M5S: il caso rimborsopoli si allarga

La strategia del doppio binario viene in soccorso a Luigi Di Maio nel pieno del caso della rimborsopoli cinquestelle. Se da un lato il candidato premier M5S ribadisce che non ci sarà nessuno sconto per i traditori, dall'altro non ci sta a lasciar passare il messaggio che il Movimento sia paragonabile agli altri partiti a causa di poche “mele marce” e passa all'attacco degli avversari politici.

“La stragrande maggioranza dei nostri portavoce ha ottemperato gli impegni presi e infatti nel fondo per il microcredito ci sono oltre 23 milioni di euro. Abbiamo chiesto al Ministero dell’economia l'elenco completo dei bonifici e chi non risulterà in regola per me è già fuori. Non facciamo sconti a nessuno, tantomeno a noi stessi e pubblicheremo la lista completa”.

Sulla stessa linea anche il garante Beppe Grillo, ieri a Roma. Intanto il Mef fa sapere che è in corso una valutazione giuridica sull'ammissibilità della pubblicazione dei dati di alcune centinaia di persone in quanto il diritto all'informazione incrocia quello alla privacy. Questa mattina alle 9 Di Maio si recherà al ministero di via XX Settembre per chiedere altre verifiche e Alessandro Di Battista ha annunciato la creazione di un fondo ulteriore per il controllo delle restituzioni. Comunque sia, la partita interna ed esterna ormai si gioca sulla cifra finale dell'ammanco nei rimborsi e sui nomi di quelli “che hanno tradito”. La cifra finora sembra sfiorare il milione e mezzo di euro.

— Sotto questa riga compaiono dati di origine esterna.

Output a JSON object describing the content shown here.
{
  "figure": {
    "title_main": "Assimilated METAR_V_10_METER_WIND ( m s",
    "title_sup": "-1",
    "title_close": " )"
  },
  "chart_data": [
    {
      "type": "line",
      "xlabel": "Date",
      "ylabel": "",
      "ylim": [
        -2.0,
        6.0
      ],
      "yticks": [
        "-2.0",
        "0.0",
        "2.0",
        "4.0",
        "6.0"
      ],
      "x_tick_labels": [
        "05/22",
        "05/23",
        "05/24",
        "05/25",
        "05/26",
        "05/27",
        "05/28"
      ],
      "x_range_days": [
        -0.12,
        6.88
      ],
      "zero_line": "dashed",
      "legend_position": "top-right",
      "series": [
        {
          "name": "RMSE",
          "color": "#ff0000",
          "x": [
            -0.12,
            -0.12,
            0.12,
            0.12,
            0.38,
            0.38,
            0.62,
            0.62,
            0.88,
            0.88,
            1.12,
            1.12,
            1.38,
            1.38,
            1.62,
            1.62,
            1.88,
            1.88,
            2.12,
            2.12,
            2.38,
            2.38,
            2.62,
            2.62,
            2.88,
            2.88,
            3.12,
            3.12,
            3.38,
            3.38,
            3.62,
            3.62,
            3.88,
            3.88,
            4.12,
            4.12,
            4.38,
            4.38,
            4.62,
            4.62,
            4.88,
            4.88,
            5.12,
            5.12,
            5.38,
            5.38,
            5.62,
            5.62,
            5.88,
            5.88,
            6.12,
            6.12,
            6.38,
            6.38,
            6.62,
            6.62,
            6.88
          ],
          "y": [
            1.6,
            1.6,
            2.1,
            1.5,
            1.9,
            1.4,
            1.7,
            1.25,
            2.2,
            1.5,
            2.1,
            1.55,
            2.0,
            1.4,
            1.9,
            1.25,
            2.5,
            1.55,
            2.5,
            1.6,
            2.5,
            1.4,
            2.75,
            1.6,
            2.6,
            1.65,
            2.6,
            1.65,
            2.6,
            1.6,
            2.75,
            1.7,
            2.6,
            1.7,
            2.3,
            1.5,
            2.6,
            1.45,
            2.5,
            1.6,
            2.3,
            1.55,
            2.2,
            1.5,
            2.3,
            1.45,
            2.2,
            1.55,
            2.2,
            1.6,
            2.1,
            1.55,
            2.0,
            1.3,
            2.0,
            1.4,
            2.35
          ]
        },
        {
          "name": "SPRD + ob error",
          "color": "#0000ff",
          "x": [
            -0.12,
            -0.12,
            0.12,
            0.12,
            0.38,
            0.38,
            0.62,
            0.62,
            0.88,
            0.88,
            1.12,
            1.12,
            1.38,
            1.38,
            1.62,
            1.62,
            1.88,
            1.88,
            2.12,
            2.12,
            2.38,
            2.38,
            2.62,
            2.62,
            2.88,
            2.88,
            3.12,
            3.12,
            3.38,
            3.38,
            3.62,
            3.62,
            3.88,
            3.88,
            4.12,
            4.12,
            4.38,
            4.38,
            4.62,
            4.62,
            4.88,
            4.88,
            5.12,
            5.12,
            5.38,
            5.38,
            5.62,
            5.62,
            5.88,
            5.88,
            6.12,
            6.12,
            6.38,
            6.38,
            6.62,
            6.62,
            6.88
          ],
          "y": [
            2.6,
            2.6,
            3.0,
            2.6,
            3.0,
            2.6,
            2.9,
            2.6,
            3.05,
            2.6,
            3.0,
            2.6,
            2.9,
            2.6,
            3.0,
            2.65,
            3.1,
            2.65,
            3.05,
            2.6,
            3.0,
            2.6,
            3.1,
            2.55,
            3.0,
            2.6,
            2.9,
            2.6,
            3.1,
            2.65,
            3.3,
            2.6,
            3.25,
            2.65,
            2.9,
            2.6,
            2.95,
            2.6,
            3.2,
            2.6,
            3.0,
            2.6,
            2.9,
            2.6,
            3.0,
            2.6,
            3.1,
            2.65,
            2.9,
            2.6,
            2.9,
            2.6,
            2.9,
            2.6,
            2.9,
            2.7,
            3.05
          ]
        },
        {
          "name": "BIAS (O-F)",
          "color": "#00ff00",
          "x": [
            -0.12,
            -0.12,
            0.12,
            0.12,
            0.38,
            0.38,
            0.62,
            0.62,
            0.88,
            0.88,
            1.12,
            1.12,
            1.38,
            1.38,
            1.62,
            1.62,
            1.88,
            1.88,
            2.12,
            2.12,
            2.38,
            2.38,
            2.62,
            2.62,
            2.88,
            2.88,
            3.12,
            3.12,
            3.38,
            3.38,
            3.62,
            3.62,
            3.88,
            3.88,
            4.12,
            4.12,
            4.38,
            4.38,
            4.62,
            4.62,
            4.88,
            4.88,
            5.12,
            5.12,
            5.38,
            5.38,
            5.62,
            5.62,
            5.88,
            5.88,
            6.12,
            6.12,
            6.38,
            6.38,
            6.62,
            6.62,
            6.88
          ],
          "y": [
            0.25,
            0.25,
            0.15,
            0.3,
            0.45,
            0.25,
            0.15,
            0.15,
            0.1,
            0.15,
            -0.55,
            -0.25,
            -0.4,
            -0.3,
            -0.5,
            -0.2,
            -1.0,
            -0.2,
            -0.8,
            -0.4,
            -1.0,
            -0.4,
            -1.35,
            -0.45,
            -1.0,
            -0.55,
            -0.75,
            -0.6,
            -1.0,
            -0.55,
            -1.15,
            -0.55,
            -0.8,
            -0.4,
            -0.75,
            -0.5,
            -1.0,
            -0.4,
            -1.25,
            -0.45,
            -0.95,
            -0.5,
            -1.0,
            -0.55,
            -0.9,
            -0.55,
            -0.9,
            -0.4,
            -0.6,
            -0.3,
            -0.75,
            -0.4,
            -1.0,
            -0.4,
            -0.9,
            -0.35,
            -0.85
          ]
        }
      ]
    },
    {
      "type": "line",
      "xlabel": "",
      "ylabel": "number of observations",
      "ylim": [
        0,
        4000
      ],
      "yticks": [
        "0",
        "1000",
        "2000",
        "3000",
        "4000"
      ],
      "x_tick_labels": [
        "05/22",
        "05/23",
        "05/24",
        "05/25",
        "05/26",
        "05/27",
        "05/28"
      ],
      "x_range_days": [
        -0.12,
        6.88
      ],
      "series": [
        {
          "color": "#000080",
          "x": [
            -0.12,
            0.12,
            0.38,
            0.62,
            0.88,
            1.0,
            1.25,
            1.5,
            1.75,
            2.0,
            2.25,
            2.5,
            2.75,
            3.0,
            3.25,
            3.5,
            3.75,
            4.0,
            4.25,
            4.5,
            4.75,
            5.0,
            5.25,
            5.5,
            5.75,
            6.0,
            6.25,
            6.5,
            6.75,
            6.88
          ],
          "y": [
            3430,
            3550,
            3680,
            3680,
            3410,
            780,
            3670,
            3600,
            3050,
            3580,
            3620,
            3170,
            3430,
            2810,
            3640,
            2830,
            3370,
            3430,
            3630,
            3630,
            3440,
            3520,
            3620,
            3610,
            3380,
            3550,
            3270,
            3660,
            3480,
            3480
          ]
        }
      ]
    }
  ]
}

Su Facebook il M5S denuncia le irregolarità di cinque parlamentari: Andrea Cecconi, Carlo Martelli, Maurizio Buccarella, Ivan Della Valle ed Emanuele Cozzolino, ma secondo le Iene ci sarebbero anche Silvia Benedetti, Massimiliano Bernini, Elisa Bulgarelli, Barbara Lezzi e Giulia Sarti. A seguito della notizia, Della Valle ha fatto un passo indietro ritirandosi dal Movimento mentre Cozzolino si è detto pronto a farlo. Buccarella invece ha ringraziato le Iene e promesso di chiarire tutto. Un'altra scossa di terremoto arriva da Bruxelles: lascia il Movimento anche David Borrelli, vicino a Casaleggio e padre del tentativo di entrare nel gruppo parlamentare dell'Alde al Parlamento Europeo.

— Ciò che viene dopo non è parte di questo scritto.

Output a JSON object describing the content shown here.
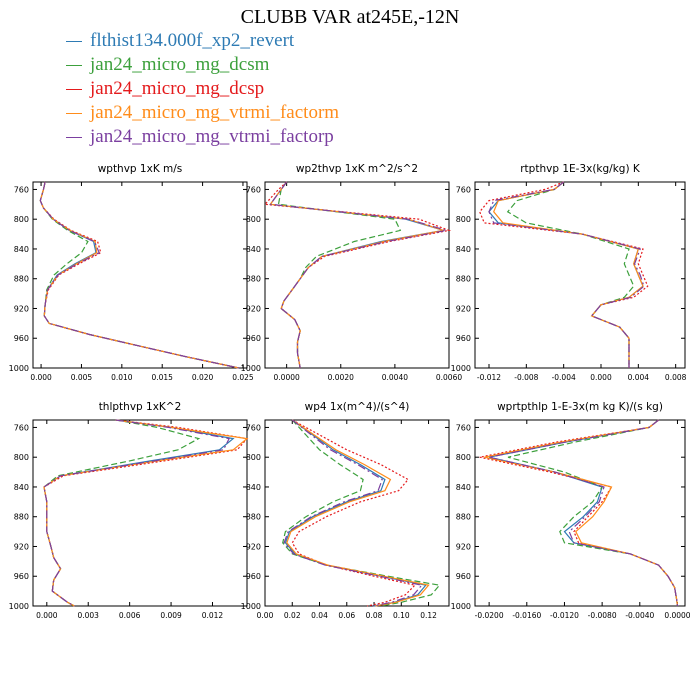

Da canto suo Matteo Renzi incalza il leader pentastellato affinché pubblichi i nomi degli eletti coinvolti nel caso restituzioni. Pronta la risposta di Di Maio: “L'unica cosa che Renzi ha restituito agli italiani è il traditore della Patria Silvio Berlusconi. Renzi come livello di promesse mancate è ben al di sotto delle nostre mele marce. E' partito da rottamatore e si è ridotto a macchietta della politica”; e ancora: “Renzi, che non conosce la storia italiana, ci ha paragonato a Craxi e al mariuolo Chiesa. I suoi parlamentari non hanno restituito un centesimo. Si sono intascati milioni e milioni di euro a sbafo”. È questa la linea del leader pentastellato: evidenziare come il M5S restituisca volontariamente i soldi pubblici mentre gli altri partiti no.